COMMENTARY--Wall Street took the pulse of the Securities and Exchange Commission's Regulation Fair Disclosure rule this week and introduced a buzzword you're likely to hear more about--"materiality."
Just what the world needs--another bit of jargon that companies, investor-relations folks and analysts will beat to death. But the materiality theme is notable. The working definition of material information is basically anything that a reasonable investor would consider important to making an investment decision.
Under RegFD, companies have to release material information to the masses by newswire and Web so they can't play favorites.
It's not hard to see why the material information thing is a squishy topic. I'm not going to sweat it if a company misses estimates by a penny if it's a one-time deal and long-term prospects are good. The guy next to me may find that information reason to dump the stock forever.
After six months of RegFD, many companies have taken the safe route and released every little tidbit of news as if it was needed to make a good investment decision. If a CEO winks at an analyst it's time for a press release. It goes on and on to leave investors wondering what exactly all the hubbub is about.
Critics of RegFD--usually the folks that now have to do more homework these days--say individual investors can't handle all this new information and they overreact, creating a volatile stock market.
Other companies have taken the opposite route and have clammed up. These firms have cut back on one-on-one meetings so they don't slip and release anything material, as if that's such a bad thing.
In other words, there's no happy medium right now.
Executives from Micron Technology (NYSE: MU), EMC (NYSE: EMC) and Intel (Nasdaq: INTC) said RegFD and worries over what's material information hasn't altered their analyst meetings or disclosure practices.
Indeed, Intel in its earnings release disclosed that it will meet with investors, and it left the pack at the RegFD roundtable meeting. Doug Lusk, director of investor relations for Intel, said the company hasn't pared back the information it hands out. Intel will chat with an investor about a new chip and meet with analysts one-on-one. The caveat is that no material information will be given out at these meetings.
And if there is material information, the companies have 24 hours to release it, said Chuck Hill, director of research at First Call. That allowance is more than enough to keep companies out of hot water.
The whole materiality issue is probably the most important one surrounding RegFD, and don't be surprised if it's cleared up soon. SEC acting chairman Laura Unger seemed keen on creating a better definition of materiality. Once that topic is defined better and companies know the boundaries, a lot of kinks will be worked out. Look for more companies to follow Intel's lead and give more disclosures such as this:
- Intel expects that its corporate representatives will meet privately during the quarter with investors, the media, investment analysts and others. At these meetings, Intel may reiterate the outlook published in this press release. At the same time, Intel will keep this press release and outlook publicly available on its Web site. Prior to the business update and related quiet periods, the public can continue to rely on the outlook on the Web site as being Intel's current expectations on matters covered, unless Intel publishes a notice stating otherwise.

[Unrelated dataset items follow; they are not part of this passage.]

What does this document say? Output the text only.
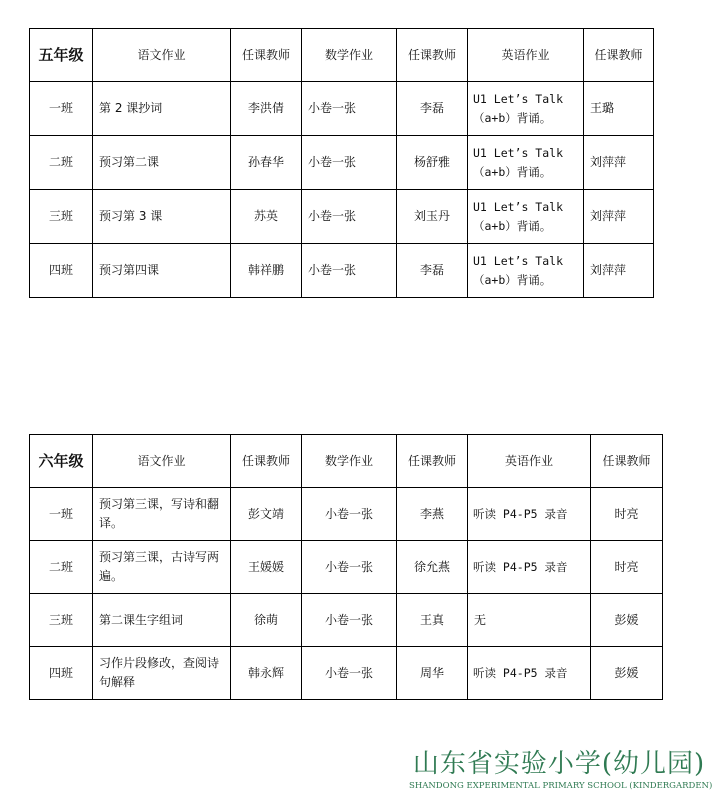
五年级	语文作业	任课教师	数学作业	任课教师	英语作业	任课教师
一班	第 2 课抄词	李洪倩	小卷一张	李磊	U1 Let’s Talk（a+b）背诵。	王璐
二班	预习第二课	孙春华	小卷一张	杨舒雅	U1 Let’s Talk（a+b）背诵。	刘萍萍
三班	预习第 3 课	苏英	小卷一张	刘玉丹	U1 Let’s Talk（a+b）背诵。	刘萍萍
四班	预习第四课	韩祥鹏	小卷一张	李磊	U1 Let’s Talk（a+b）背诵。	刘萍萍
六年级	语文作业	任课教师	数学作业	任课教师	英语作业	任课教师
一班	预习第三课，写诗和翻译。	彭文靖	小卷一张	李燕	听读 P4-P5 录音	时亮
二班	预习第三课，古诗写两遍。	王媛媛	小卷一张	徐允燕	听读 P4-P5 录音	时亮
三班	第二课生字组词	徐萌	小卷一张	王真	无	彭媛
四班	习作片段修改，查阅诗句解释	韩永辉	小卷一张	周华	听读 P4-P5 录音	彭媛
山东省实验小学(幼儿园)
SHANDONG EXPERIMENTAL PRIMARY SCHOOL (KINDERGARDEN)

Other RegFD issues to note:
Analyst whining: During the roundtable discussion a few analysts noted that the days when they would have a healthy "give and take" with companies are over, much to their chagrin. Companies have clammed up and analysts now diverge with their estimates. That's why you see such entertaining disagreements among chip analysts these days. Bottom line: Good analysts will be even more appreciated under RegFD. In many respects, it's already happened.
Company silent treatments: Even though some analysts appear to be whining, they have a point when it comes to companies banning one-on-ones, plant tours and other educational meetings. Some firms have even asked analysts to avoid talking to competitors. That's insane. Companies should open up, if only to ensure that Wall Street knows executives and operations well. Also consider Hill's point above: If a company spills the beans on something, it has 24 hours to issue a release.
The SEC's first victim: At some point, a company is going to botch RegFD and leak information without telling the masses. When that happens, Wall Street will have clear guidelines to work with.
RegFD should stay: Despite plenty of naysayers, RegFD has worked out well so far. There's more information for individual investors, who now have just about the same information as the institutional guys.